Enquanto eu pedia para uma funcionária anotar o que faltava de sua compra a pedido dele, disse para chamar à mulher que acompanhava tudo para chamar o SAMU, da qual o mercado não quis informar-me quem era depois, e ela respondeu que eu não poderia fazê-lo sem o consentimento do idoso (sic).

Eu nunca soube na vida que havia tal imposição, ao contrário, que omissão de socorro é crime, está no código penal.

Enquanto isso eu ofereci água a ele, e comprei em seguida uma garrafinha da qual ela foi tomando e melhorando mais, até na fala. Acredite se quiser, mas não oferecerem nada a ele, os funcionários (exceto os 2 açougueiros) da qual solicitei ajuda, o restante, clientes e segurança (que deveria ser treinado para essas eventualidades)  ficavam apenas olhando e indiferentes.
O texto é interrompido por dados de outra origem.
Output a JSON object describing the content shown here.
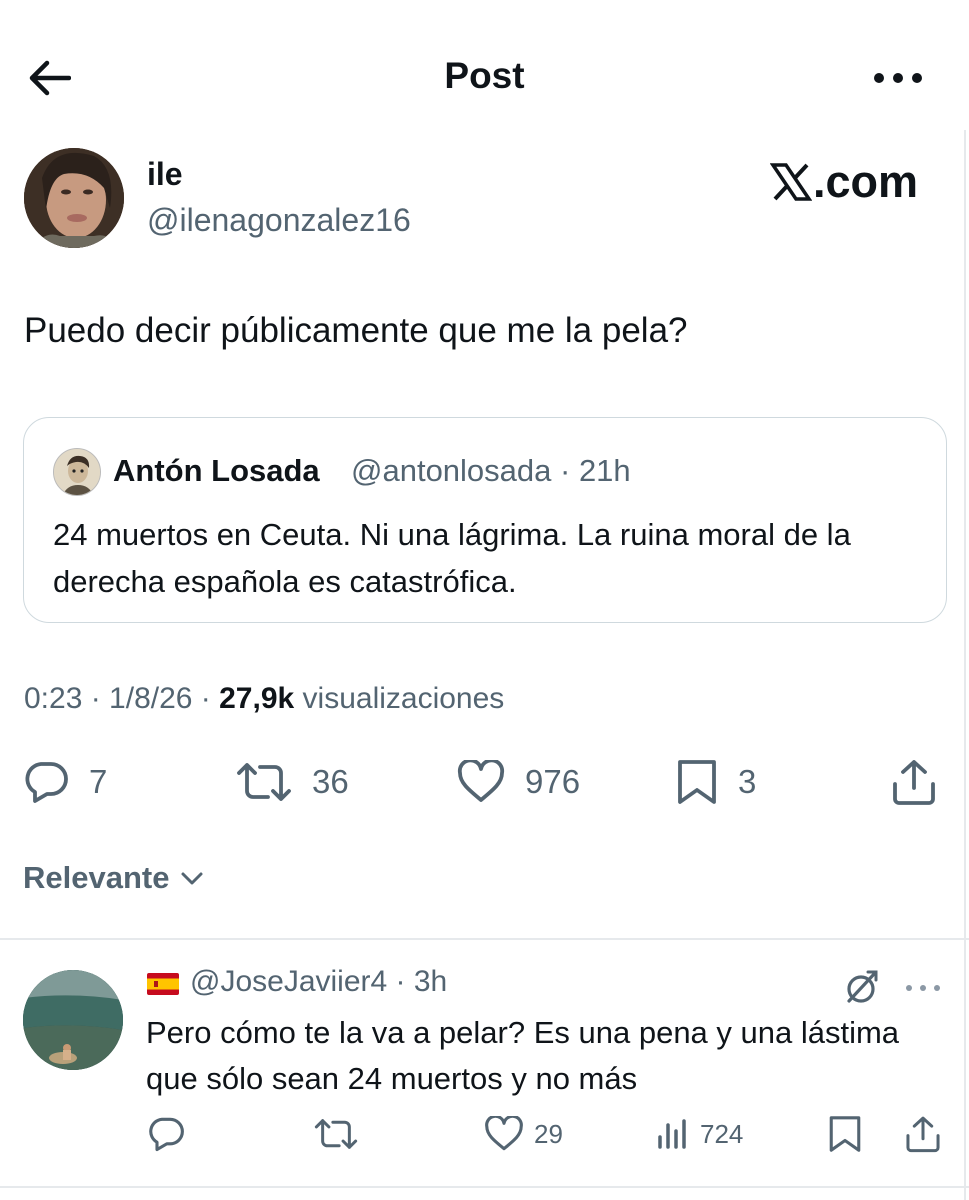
{
  "header": {
    "title": "Post"
  },
  "post": {
    "author_name": "ile",
    "author_handle": "@ilenagonzalez16",
    "watermark": ".com",
    "text": "Puedo decir públicamente que me la pela?",
    "quoted": {
      "name": "Antón Losada",
      "handle_time": "@antonlosada · 21h",
      "text": "24 muertos en Ceuta. Ni una lágrima. La ruina moral de la derecha española es catastrófica."
    },
    "meta": {
      "time_date": "0:23 · 1/8/26 · ",
      "views_count": "27,9k",
      "views_label": " visualizaciones"
    },
    "stats": {
      "replies": "7",
      "reposts": "36",
      "likes": "976",
      "bookmarks": "3"
    }
  },
  "sort": {
    "label": "Relevante"
  },
  "reply": {
    "handle_time": "@JoseJaviier4 · 3h",
    "text": "Pero cómo te la va a pelar? Es una pena y una lástima que sólo sean 24 muertos y no más",
    "stats": {
      "likes": "29",
      "views": "724"
    }
  },
  "colors": {
    "text_primary": "#0f1419",
    "text_secondary": "#536471",
    "border": "#cfd9de",
    "divider": "#e6e9ec"
  },
  "icons": [
    "back-arrow-icon",
    "more-icon",
    "reply-icon",
    "repost-icon",
    "like-icon",
    "bookmark-icon",
    "share-icon",
    "chevron-down-icon",
    "grok-icon",
    "views-icon",
    "spain-flag-icon",
    "x-logo-icon"
  ]
}
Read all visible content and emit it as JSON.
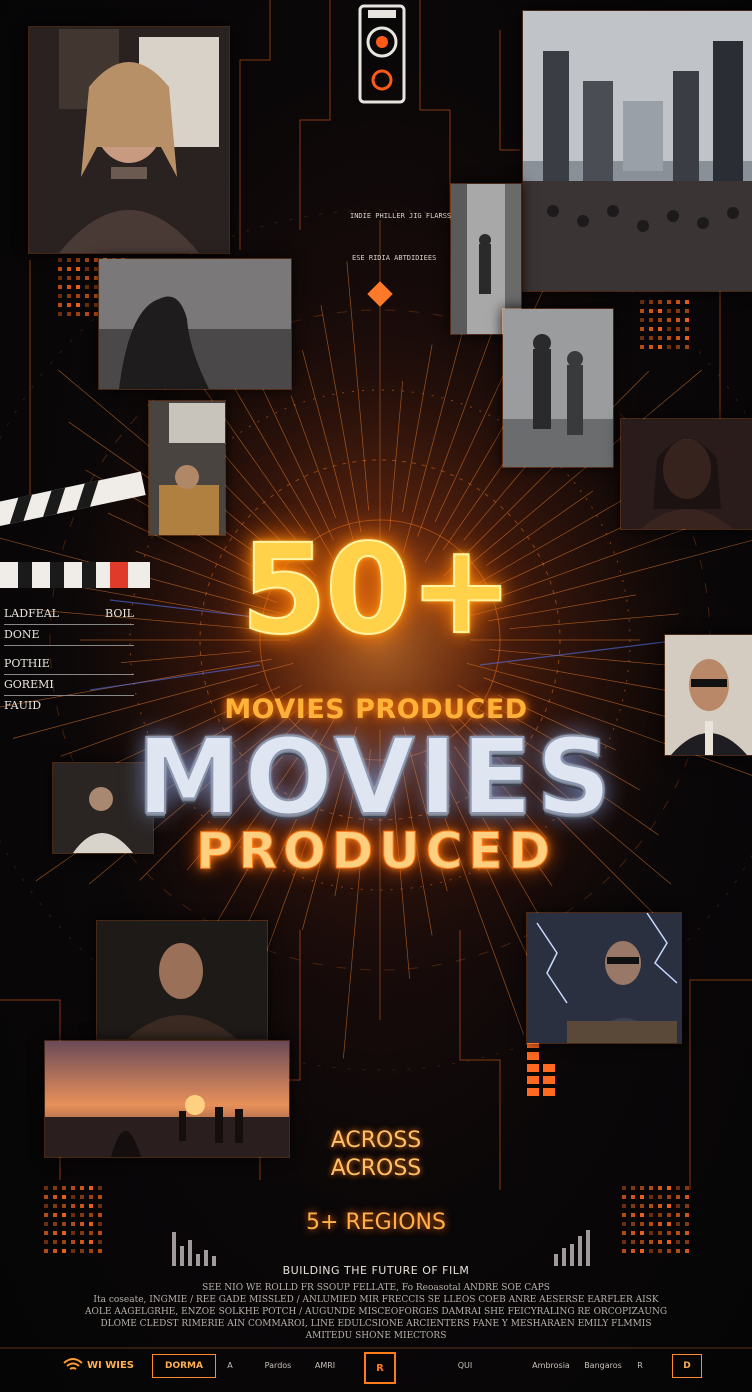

Agora vem a parte que me corroeu por dentro. Pedi seu nome e um contato familiar para ligar. Disse que morava sozinho e contava com vizinhos próximos no mesmo quintal, os filhos moravam em outra vila, evitavam contato e que se eu ligasse para vir até ele, diriam que era para pagar o táxi. E como bom mineiro, era orgulhoso e não ia se rebaixar a eles.

Eu insisti, mas  ele foi taxativo, que eles não se importavam,  ele tampouco. Nisso a compra ficou pronta e disseram para eu que tomariam conta de tudo, e eu pedi pelo menos que chamassem um táxi para ele, concordaram.

Eu fui então terminar a minha compra, mas eu fiquei com o sentimento que eu deveria ter feito mais, e ao mesmo tempo, desapontada com esse modelo de sociedade e pessoas. Vivemos numa sociedade líquida (Bauman), onde as relações sociais cada vez mais frágeis, fugazes e moldáveis, de acordo com os nossos interesses até que eles terminam. Acabou a utilidade, termina a bajulação, a gratidão, o reconhecimento, incontáveis adulações e partimos em busca da próxima utilidade. 

Quando criança, eu ouvia meu pai dizer uma frase de uma música sertaneja: “um pai trata dez filhosdez filhos não trata um pai”

Nós, filhos, não entendemos que nossos pais são vítimas de outras vítimas e quando agimos assim como eles, não somos melhores, ao contrário, nós repetimos os mesmos erros que tanto notamos e o ciclo não se encerra.  E quando eles mais necessitam quando velhos, doentes e cansados, do perdão, compaixão e empatia, de assistência, os deixamos para trás. E esquecemos de contar o tempo, talvez, eles terão 10, 15 anos a mais para tê-los aqui na terra, e o tempo passa tão rápido que só sentiremos a falta deles e a perda quando eles já se foram. 

Acho que  Oscar Wilde descreveu de forma crua e nua:  “no início, os filhos amam os pais. Depois de certo tempo, passam a julgá-los. Raramente ou quase nunca os perdoam”.